Spinney, Laura. (2017). Pale rider: the Spanish flu of 1918 and how it changed the world. Vintage. p. 36. 

As wartime censorship suppressed the reporting of the flu in allied countries, the news of its spread in Spain (which was neutral in WW1) went across and countries like America, France, and Britain were quick to assign the name and the blame- “Spanish flu”. Thus, as the disease arrived across nations, the practice of blaming an already existing common “national enemy” or a particular group was followed.

This also relates to what we read earlier in the Justin Stearns’ 2009 essay “New Directions in the Study of Religious Responses to the Black Death”. Stearns writes:

One irony deserves to be mentioned in this context, namely that where Jewish authors at times refer to the plagues God sent upon Pharaoh and the Egyptians as a sign of God’s ability to punish sinners, Muslim scholars at times cite a Prophetic tradition explaining that the origin of plague lies in a punishment that God sent down upon the Jews long ago, and Pope Clement VI noted in a mass the example of David’s sin resulting in the punishment of the people of Israel by plague (Second Samuel 24:15–19).

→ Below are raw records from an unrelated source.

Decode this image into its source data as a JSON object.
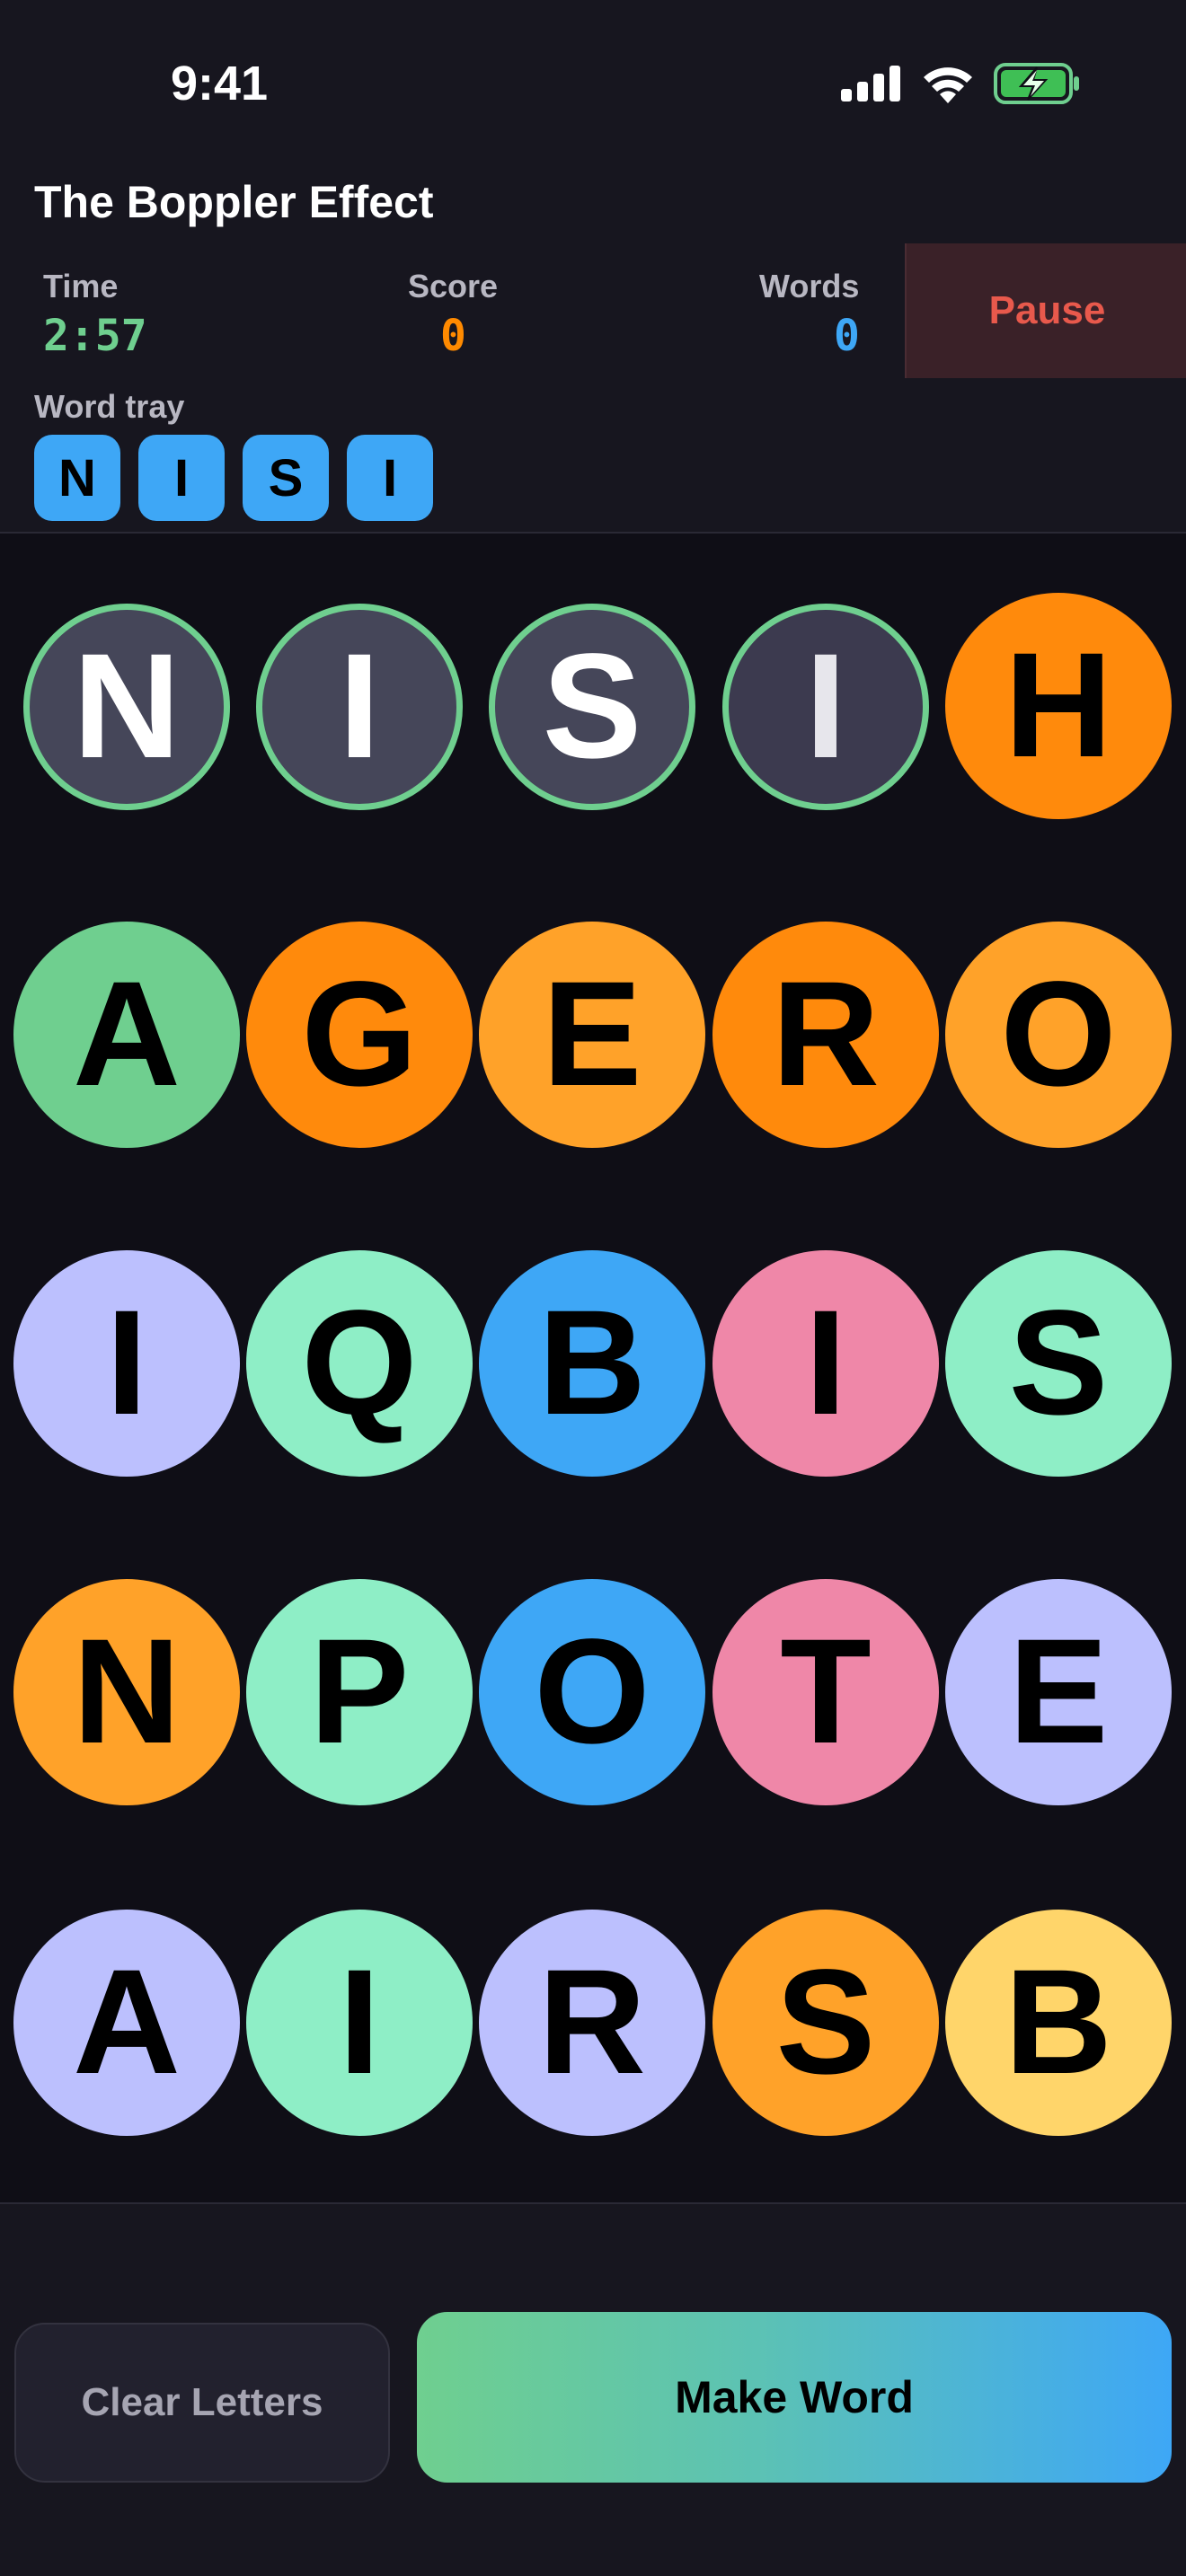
{
  "status_bar": {
    "time": "9:41",
    "icons": [
      "signal-icon",
      "wifi-icon",
      "battery-charging-icon"
    ]
  },
  "header": {
    "title": "The Boppler Effect",
    "pause_label": "Pause"
  },
  "stats": {
    "time": {
      "label": "Time",
      "value": "2:57",
      "color": "#6fcf8f"
    },
    "score": {
      "label": "Score",
      "value": "0",
      "color": "#ff8a00"
    },
    "words": {
      "label": "Words",
      "value": "0",
      "color": "#3ea7f6"
    }
  },
  "tray": {
    "label": "Word tray",
    "letters": [
      "N",
      "I",
      "S",
      "I"
    ]
  },
  "board": {
    "rows": [
      [
        {
          "letter": "N",
          "color": "#454659",
          "selected": true
        },
        {
          "letter": "I",
          "color": "#454659",
          "selected": true
        },
        {
          "letter": "S",
          "color": "#454659",
          "selected": true
        },
        {
          "letter": "I",
          "color": "#3c3a4f",
          "selected": true
        },
        {
          "letter": "H",
          "color": "#ff8a0c",
          "selected": false
        }
      ],
      [
        {
          "letter": "A",
          "color": "#6fcf8f",
          "selected": false
        },
        {
          "letter": "G",
          "color": "#ff8a0c",
          "selected": false
        },
        {
          "letter": "E",
          "color": "#ffa229",
          "selected": false
        },
        {
          "letter": "R",
          "color": "#ff8a0c",
          "selected": false
        },
        {
          "letter": "O",
          "color": "#ffa229",
          "selected": false
        }
      ],
      [
        {
          "letter": "I",
          "color": "#bcc0fe",
          "selected": false
        },
        {
          "letter": "Q",
          "color": "#8eeec6",
          "selected": false
        },
        {
          "letter": "B",
          "color": "#3ea7f6",
          "selected": false
        },
        {
          "letter": "I",
          "color": "#ef87a8",
          "selected": false
        },
        {
          "letter": "S",
          "color": "#8eeec6",
          "selected": false
        }
      ],
      [
        {
          "letter": "N",
          "color": "#ffa229",
          "selected": false
        },
        {
          "letter": "P",
          "color": "#8eeec6",
          "selected": false
        },
        {
          "letter": "O",
          "color": "#3ea7f6",
          "selected": false
        },
        {
          "letter": "T",
          "color": "#ef87a8",
          "selected": false
        },
        {
          "letter": "E",
          "color": "#bcc0fe",
          "selected": false
        }
      ],
      [
        {
          "letter": "A",
          "color": "#bcc0fe",
          "selected": false
        },
        {
          "letter": "I",
          "color": "#8eeec6",
          "selected": false
        },
        {
          "letter": "R",
          "color": "#bcc0fe",
          "selected": false
        },
        {
          "letter": "S",
          "color": "#ffa229",
          "selected": false
        },
        {
          "letter": "B",
          "color": "#ffd56a",
          "selected": false
        }
      ]
    ]
  },
  "actions": {
    "clear_label": "Clear Letters",
    "make_label": "Make Word"
  }
}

Stearns, Justin. (2009). New Directions in the Study of Religious Responses to the Black Death 1. History Compass, vol. 7(5), p. 1363-1375.

Religious groups also promptly assigned the blame of the plague on other groups, finding a common enemy and cause for their own group (reminds me of this meme). For example, with the current pandemic in India, this was done by blaming Muslims, an already persecuted minority, by pointing to a Muslim religious gathering as the root cause of the infection’s rampage in the country.

This practice of blaming gives a persona to the hitherto unfamiliar and strange disease and provides an unjustified but easy channel for venting out the anger and hate against the disease by putting it on the blamed group. To prevent such unjustified names (and to some extent the blames) from sticking around or even making it to official proceedings, the World Health Organization (WHO) has instated naming conventions that prevent the use of specific identifiers such as places, people or animals. The naming COVID-19, shorthand for COronaVIrus Disease – 2019, does follow these protocols. However, we are all also familiar with the American president calling COVID-19 the “Chinese Virus”. Hence, it is up to us and especially leaders in power, to be careful of the implication of the names we do use in our vocabulary.

P.S. On the lighter side of things, sometimes this name and blame game does not have to come down to a particular group as was the case when the 1918 influenza pandemic came to Spain:

So who were Spaniards to blame? A popular song provided the answer. The hit show in Madrid at the time the flu arrived was The Song of Forgetting, an operetta based on the legend of Don Juan. It contained a catchy tune called ‘The Soldier of Naples’, so when a catchy disease appeared in their midst, Madrileños quickly dubbed it the ‘Naples Soldier’.


Spinney, Laura. (2017). Pale rider: the Spanish flu of 1918 and how it changed the world. Vintage. p. 36. 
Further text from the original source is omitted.